A No-Cost Treatment for Victims of Sexual Trauma

Brain,   Mental Health
Your brain and aging

Charlotte Hungerford Hospital’s Hungerford Hope Project is providing life-changing therapy to trauma victims through Eye Movement Desensitization and Reprocessing (EMDR).

Funded by the Office of Victim Services, the Hungerford Hope Project provides case management and EMDR therapy at no cost to people 18 years old and over who have been victims of sexual trauma in either childhood or adulthood. The program currently has four staff members trained in EMDR.

EMDR is a therapeutic practice using eye movements, sounds or pulsations to stimulate both hemispheres of the brain – a process called bilateral stimulation (BLS).

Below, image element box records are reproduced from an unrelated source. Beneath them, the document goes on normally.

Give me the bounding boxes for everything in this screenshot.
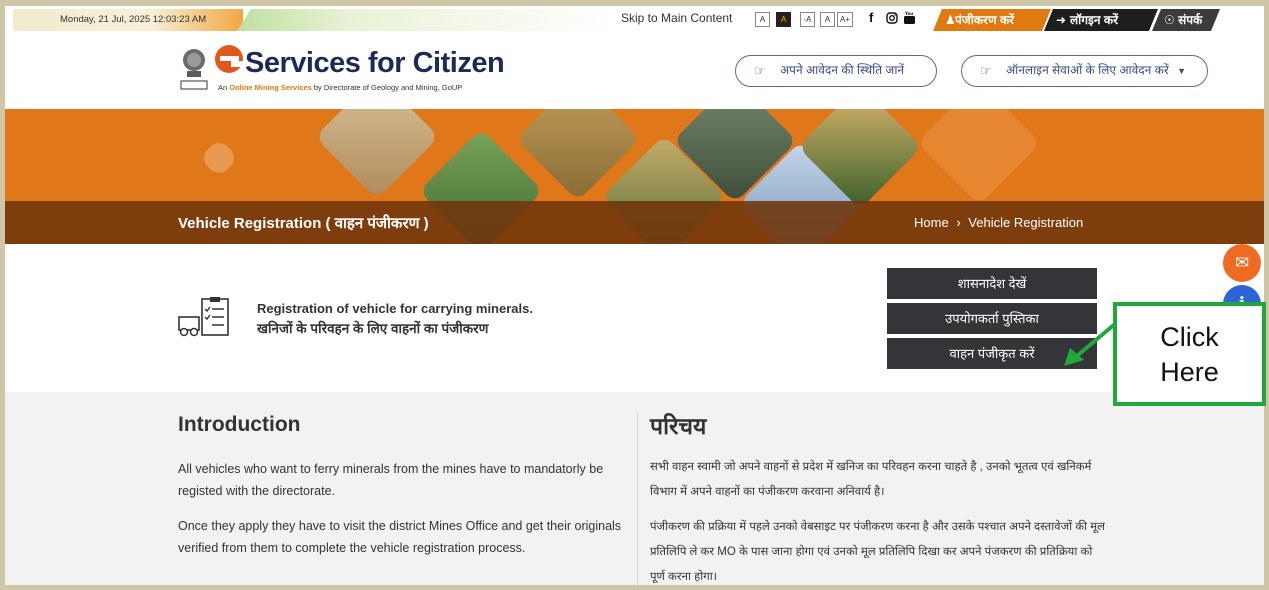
intro-paragraph-hindi-2: पंजीकरण की प्रक्रिया में पहले उनको वेबसा… xyxy=(650,521,1105,583)
banner-decor xyxy=(199,138,239,178)
login-icon: ➜ xyxy=(1056,13,1067,27)
instagram-icon[interactable] xyxy=(886,10,898,27)
pointing-hand-icon: ☞ xyxy=(754,63,766,78)
font-decrease-button[interactable]: -A xyxy=(800,12,815,27)
breadcrumb-home[interactable]: Home xyxy=(914,215,949,230)
pointing-hand-icon: ☞ xyxy=(980,63,992,78)
register-label: पंजीकरण करें xyxy=(955,13,1015,27)
banner-title-strip: Vehicle Registration ( वाहन पंजीकरण ) Ho… xyxy=(5,201,1264,244)
svg-text:You: You xyxy=(904,11,913,16)
banner-image-sand xyxy=(314,109,440,200)
banner-decor xyxy=(916,109,1042,206)
font-reset-button[interactable]: A xyxy=(820,12,835,27)
login-button[interactable]: ➜ लॉगइन करें xyxy=(1044,9,1158,31)
contact-button[interactable]: ☉ संपर्क xyxy=(1152,9,1220,31)
column-divider xyxy=(637,412,638,585)
lifebuoy-icon: ☉ xyxy=(1164,13,1175,27)
page-banner: Vehicle Registration ( वाहन पंजीकरण ) Ho… xyxy=(5,109,1264,244)
contrast-button[interactable]: A xyxy=(776,12,791,27)
vehicle-checklist-icon xyxy=(178,297,229,337)
facebook-icon[interactable]: f xyxy=(869,10,873,25)
breadcrumb-separator: › xyxy=(956,215,961,230)
registration-subtitle: खनिजों के परिवहन के लिए वाहनों का पंजीकर… xyxy=(257,321,489,336)
state-emblem-icon xyxy=(180,49,208,90)
youtube-icon[interactable]: You xyxy=(903,10,916,28)
intro-paragraph-hindi-1: सभी वाहन स्वामी जो अपने वाहनों से प्रदेश… xyxy=(650,461,1092,498)
email-float-button[interactable]: ✉ xyxy=(1223,244,1261,282)
view-government-orders-button[interactable]: शासनादेश देखें xyxy=(887,268,1097,299)
caret-down-icon: ▼ xyxy=(1177,66,1187,76)
login-label: लॉगइन करें xyxy=(1070,13,1119,27)
annotation-line-1: Click xyxy=(1160,322,1219,352)
decorative-strip xyxy=(237,9,617,31)
contact-label: संपर्क xyxy=(1178,13,1203,27)
annotation-arrow-icon xyxy=(1064,322,1117,366)
skip-to-main-link[interactable]: Skip to Main Content xyxy=(621,11,732,25)
introduction-heading-hindi: परिचय xyxy=(650,413,707,439)
logo-e-icon xyxy=(215,45,243,73)
envelope-icon: ✉ xyxy=(1234,253,1250,272)
intro-paragraph-english-1: All vehicles who want to ferry minerals … xyxy=(178,462,604,498)
page-title: Vehicle Registration ( वाहन पंजीकरण ) xyxy=(178,215,429,232)
intro-paragraph-english-2: Once they apply they have to visit the d… xyxy=(178,519,622,555)
register-button[interactable]: ♟ पंजीकरण करें xyxy=(933,9,1051,31)
date-time: Monday, 21 Jul, 2025 12:03:23 AM xyxy=(13,9,243,31)
breadcrumb-current: Vehicle Registration xyxy=(968,215,1084,230)
application-status-button[interactable]: ☞ अपने आवेदन की स्थिति जानें xyxy=(735,55,937,87)
font-normal-button[interactable]: A xyxy=(755,12,770,27)
introduction-heading-english: Introduction xyxy=(178,413,301,436)
top-bar: Monday, 21 Jul, 2025 12:03:23 AM Skip to… xyxy=(5,6,1264,33)
annotation-line-2: Here xyxy=(1160,357,1219,387)
add-user-icon: ♟ xyxy=(945,13,956,27)
click-here-annotation: Click Here xyxy=(1113,302,1266,406)
breadcrumb: Home › Vehicle Registration xyxy=(914,215,1083,230)
site-header: Services for Citizen An Online Mining Se… xyxy=(5,33,1264,109)
font-increase-button[interactable]: A+ xyxy=(837,12,854,27)
site-title: Services for Citizen xyxy=(245,47,505,79)
introduction-section: Introduction परिचय All vehicles who want… xyxy=(5,392,1264,585)
site-subtitle: An Online Mining Services by Directorate… xyxy=(218,83,463,92)
registration-title: Registration of vehicle for carrying min… xyxy=(257,301,533,316)
apply-online-dropdown[interactable]: ☞ ऑनलाइन सेवाओं के लिए आवेदन करें ▼ xyxy=(961,55,1208,87)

By focusing on specific aspects of a distressing experience, along with BLS, the therapy can bring about powerful changes in the brain, helping to alleviate distress and assist in progressing toward better emotional balance.

“When you experience a trauma like sexual abuse, the natural coping capacity of your brain is that it becomes overwhelmed, and you can experience things such as anxiety, depression and Posttraumatic stress disorder,” said Tracy Morales-Gabelmann, behavioral health coordinator. “EMDR therapy allows individuals to reprocess that information until it is no longer psychologically disturbing to them.”

EMDR therapy can also be used to treat panic attacks, anxiety, PTSD and even addiction by using the brain’s natural healing abilities. Eye movements, similar to those during REM sleep, are recreated during a session. Experiences during a session may include changes in thoughts, images and feelings.

“When you have a traumatic event occur, you attach a lot of emotion to it,” said Morales-Gabelmann. “EMDR helps you to attach different emotions. It helps you to recognize that maybe the emotions you are associating with the memory don’t belong to you; they belong to the person who caused you that distress.”

Morales-Gabelmann said that many patients remember things from childhood that they had never thought of before.

“People who have been in therapy for years show significant progress with EMDR,” she said. “As a clinician, it is so gratifying when a client has a breakthrough.”